Submitted by MeganBoyd_Invitae on

Support including Genomics in USCDI v4

Invitae comments in support of elevating the Genomics Data Class to Level 2 and including in USCDI v4. Please find our comments attached. 

Invitae_USCDIv4_Sept2022.pdf

Submitted by Ralph O'Connor on

Sharing race/ethnicity data between systems

Is there a requirement that race/ethnicity be shared along with other medical information? 

       The clinic where I volunteer has an EHR interface with the state's immunization registry that seems to only upload data on the immunization but race/ethnicity have to be entered manually. Is this not an interoperability requirement?

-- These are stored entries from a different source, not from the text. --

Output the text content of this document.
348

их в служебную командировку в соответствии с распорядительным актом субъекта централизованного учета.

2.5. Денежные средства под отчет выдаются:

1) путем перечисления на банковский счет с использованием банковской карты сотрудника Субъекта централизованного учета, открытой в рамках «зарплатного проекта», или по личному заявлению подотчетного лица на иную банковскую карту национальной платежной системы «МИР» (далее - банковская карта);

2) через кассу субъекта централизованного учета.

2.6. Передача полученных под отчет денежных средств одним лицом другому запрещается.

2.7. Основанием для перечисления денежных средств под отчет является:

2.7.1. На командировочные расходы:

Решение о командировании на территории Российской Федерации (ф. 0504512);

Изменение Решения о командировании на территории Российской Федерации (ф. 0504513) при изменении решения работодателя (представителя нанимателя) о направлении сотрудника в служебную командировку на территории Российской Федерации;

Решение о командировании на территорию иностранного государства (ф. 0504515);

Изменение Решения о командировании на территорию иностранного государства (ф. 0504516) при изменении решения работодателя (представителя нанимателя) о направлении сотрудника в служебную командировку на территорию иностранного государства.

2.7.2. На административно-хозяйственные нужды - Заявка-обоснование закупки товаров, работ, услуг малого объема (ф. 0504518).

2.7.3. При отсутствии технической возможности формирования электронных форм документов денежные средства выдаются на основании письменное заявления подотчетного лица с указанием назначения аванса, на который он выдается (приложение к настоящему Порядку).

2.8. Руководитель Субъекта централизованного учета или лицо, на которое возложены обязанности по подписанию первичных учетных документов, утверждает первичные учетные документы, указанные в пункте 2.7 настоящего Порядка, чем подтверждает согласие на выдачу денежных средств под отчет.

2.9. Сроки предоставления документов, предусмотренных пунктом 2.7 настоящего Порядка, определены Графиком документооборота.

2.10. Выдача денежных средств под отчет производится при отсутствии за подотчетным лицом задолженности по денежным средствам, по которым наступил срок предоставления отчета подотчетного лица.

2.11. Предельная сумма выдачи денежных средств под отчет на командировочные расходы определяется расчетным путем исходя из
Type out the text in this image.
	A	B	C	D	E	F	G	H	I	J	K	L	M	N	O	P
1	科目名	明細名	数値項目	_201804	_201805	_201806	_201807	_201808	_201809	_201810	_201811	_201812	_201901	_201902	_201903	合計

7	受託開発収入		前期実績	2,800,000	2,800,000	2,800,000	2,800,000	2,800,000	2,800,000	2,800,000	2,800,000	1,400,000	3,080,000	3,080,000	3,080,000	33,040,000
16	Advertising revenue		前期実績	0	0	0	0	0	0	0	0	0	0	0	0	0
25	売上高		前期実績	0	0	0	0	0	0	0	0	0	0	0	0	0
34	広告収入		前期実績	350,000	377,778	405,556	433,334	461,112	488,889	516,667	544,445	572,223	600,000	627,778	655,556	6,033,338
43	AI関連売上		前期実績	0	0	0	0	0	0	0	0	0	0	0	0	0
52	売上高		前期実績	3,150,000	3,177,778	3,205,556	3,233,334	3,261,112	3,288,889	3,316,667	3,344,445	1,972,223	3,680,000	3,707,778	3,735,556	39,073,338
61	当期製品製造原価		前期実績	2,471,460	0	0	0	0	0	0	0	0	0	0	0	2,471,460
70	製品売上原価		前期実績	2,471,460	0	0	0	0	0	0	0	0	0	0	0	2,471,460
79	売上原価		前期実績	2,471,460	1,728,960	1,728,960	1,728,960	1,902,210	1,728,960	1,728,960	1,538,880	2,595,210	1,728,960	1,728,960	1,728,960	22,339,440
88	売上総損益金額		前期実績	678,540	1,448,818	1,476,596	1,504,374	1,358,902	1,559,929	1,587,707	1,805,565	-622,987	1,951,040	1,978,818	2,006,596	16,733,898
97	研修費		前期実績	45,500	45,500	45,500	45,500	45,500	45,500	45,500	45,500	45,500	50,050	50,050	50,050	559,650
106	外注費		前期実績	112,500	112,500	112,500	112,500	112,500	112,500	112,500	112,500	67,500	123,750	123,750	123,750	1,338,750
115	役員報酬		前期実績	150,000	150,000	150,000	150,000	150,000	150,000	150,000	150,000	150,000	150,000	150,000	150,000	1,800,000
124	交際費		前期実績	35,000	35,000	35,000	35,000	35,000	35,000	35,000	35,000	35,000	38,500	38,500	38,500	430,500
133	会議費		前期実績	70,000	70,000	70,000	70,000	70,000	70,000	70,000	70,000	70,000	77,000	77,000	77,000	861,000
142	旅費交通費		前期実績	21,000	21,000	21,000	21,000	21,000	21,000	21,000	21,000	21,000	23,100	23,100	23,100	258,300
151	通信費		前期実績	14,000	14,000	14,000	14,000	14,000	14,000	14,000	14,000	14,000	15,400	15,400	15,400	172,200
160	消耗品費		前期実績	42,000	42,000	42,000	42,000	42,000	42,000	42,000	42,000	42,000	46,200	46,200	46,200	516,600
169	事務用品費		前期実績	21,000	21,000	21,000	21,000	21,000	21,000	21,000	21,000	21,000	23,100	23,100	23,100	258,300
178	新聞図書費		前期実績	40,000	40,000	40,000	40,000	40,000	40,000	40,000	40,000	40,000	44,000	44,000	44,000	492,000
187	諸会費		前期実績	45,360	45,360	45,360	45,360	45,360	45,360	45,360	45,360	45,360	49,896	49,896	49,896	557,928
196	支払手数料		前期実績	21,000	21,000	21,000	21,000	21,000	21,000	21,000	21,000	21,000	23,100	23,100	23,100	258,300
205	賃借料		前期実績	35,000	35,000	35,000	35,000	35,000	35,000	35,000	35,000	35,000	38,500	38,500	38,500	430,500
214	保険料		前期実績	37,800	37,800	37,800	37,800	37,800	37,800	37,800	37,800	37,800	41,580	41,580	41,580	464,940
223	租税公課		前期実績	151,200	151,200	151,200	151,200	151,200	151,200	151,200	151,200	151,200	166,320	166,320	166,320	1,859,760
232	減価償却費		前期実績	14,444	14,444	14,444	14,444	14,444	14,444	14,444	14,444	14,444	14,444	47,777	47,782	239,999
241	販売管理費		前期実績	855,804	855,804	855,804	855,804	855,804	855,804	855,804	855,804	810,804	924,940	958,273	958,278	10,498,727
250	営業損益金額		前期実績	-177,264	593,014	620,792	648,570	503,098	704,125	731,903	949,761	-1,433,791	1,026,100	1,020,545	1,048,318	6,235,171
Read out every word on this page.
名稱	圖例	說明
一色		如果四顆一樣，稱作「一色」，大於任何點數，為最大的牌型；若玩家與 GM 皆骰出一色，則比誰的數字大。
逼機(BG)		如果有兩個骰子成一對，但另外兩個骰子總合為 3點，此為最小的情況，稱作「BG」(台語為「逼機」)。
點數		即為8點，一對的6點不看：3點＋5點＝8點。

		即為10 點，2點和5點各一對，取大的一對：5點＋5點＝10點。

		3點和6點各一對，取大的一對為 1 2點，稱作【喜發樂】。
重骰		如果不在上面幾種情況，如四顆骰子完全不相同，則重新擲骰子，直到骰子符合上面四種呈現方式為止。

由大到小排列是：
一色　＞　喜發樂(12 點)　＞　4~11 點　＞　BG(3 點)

      I have also volunteered with our local health department's COVID-19 data quality team for almost two years. Most of the Electronic Health Records for positive COVID-19 PCR tests that labs send to the state's online notifiable disease system do not include race and ethnicity. In addition, about 10 % of the ELRs don't have a valid phone number (no phone or area code repeated etc.) and about 5 % do not have a valid residential address for the person (no address or the address of the testing facility etc.). Is there a way to fix this on the front end? We spend most of our time tracking down this missing data. Thanks.

      

      

 

Submitted by mxenakis@virtua.org on

Patient Naming Policy

I support AHIMA's Patient Naming Policy to improve patient safety.